21 DIC 2019
Self-consumption facilities are growing thanks to the new legal framework
"In April, the government gave the green light to the royal decree regulating the conditions for self-consumption of electrical energy, after repealing the sun tax in October.
Madrid, December 21, 2019.
Until this moment, a citizen who had installed solar panels in his house could pour the surplus energy into the network, but he did not charge for it, unless he became almost a businessman. With this new framework, the idea was to encourage residents to install their own installations in order to produce and consume their own energy, and it seems that this objective is being achieved, as pointed out by Univergy, one of the companies that is promoting self-consumption installations in the province: “An investment of between 4,000 and 6,000 euros in a house allows savings of between 30% and 40% on the electricity bill”, explains Juan Felipe Pérez, Univergy’s commercial director, who calculates the amortization of the investment in an average of six years.
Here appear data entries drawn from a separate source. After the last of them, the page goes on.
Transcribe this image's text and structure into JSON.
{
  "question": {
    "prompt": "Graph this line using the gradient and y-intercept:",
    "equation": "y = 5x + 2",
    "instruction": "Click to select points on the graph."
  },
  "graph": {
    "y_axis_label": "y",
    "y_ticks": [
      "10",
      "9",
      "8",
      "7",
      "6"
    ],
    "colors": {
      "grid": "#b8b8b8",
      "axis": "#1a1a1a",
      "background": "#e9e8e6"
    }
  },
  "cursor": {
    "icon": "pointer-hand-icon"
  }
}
The new legislative framework has acted as a catalyst for new projects and the president of Univergy, Ignacio Blanco, assures that the installation of solar panels is growing exponentially throughout the country and that Palencia is not exempt from this trend. However, this increase in the number of households producing their own energy will not affect the large clean plant projects that will be installed in Spain after the decarbonization and the announced closure of the nuclear plants. “The data that are predicted indicate that between 200 and 400 megawatts will be generated over the next nine years by self-consumption facilities. Large plants can generate 500 megawatts. Self-consumption will be a trickle-down that will allow families to save, but this model will not replace large projects,” explains Blanco.
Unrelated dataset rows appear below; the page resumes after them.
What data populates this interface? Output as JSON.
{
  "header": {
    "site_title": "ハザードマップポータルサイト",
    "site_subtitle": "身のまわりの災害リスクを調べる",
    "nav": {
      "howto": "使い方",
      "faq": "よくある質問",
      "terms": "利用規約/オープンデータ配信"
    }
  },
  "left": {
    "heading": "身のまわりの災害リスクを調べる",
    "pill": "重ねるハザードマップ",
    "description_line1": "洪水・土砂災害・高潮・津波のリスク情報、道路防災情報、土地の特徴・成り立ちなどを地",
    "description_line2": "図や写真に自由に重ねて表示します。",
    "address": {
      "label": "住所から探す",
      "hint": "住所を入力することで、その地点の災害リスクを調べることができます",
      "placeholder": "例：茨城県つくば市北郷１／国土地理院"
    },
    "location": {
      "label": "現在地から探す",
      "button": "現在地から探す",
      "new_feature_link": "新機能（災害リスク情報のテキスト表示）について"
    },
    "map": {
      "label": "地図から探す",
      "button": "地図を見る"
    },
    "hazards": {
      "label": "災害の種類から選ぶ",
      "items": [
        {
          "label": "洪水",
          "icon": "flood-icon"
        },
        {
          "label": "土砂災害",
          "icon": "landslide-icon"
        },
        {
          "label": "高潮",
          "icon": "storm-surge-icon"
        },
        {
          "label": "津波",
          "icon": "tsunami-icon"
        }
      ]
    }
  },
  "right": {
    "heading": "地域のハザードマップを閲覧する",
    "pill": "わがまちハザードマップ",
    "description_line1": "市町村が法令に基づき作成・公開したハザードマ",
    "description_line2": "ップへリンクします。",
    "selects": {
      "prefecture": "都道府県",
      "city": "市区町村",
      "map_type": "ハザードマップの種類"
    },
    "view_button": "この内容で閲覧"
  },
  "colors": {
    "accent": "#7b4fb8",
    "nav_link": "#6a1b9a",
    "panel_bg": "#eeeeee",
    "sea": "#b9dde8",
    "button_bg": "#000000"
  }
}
The big problem with self-consumption solar installations lies in the impossibility of generating energy at night. The lack of a sustainable technology in the economic aspect that allows accumulating the energy of the day to be used at night makes installations with batteries unviable. “The batteries that are now on the market have a price that makes their installation unviable. They are dropping by 20% a year and are only being installed in isolated areas, without electricity lines. The price will go down and that will be the next step in this world, which is in continuous evolution,” stresses the president of Univergy, which plans to bring self-consumption to 6,000 Spanish homes in 2020.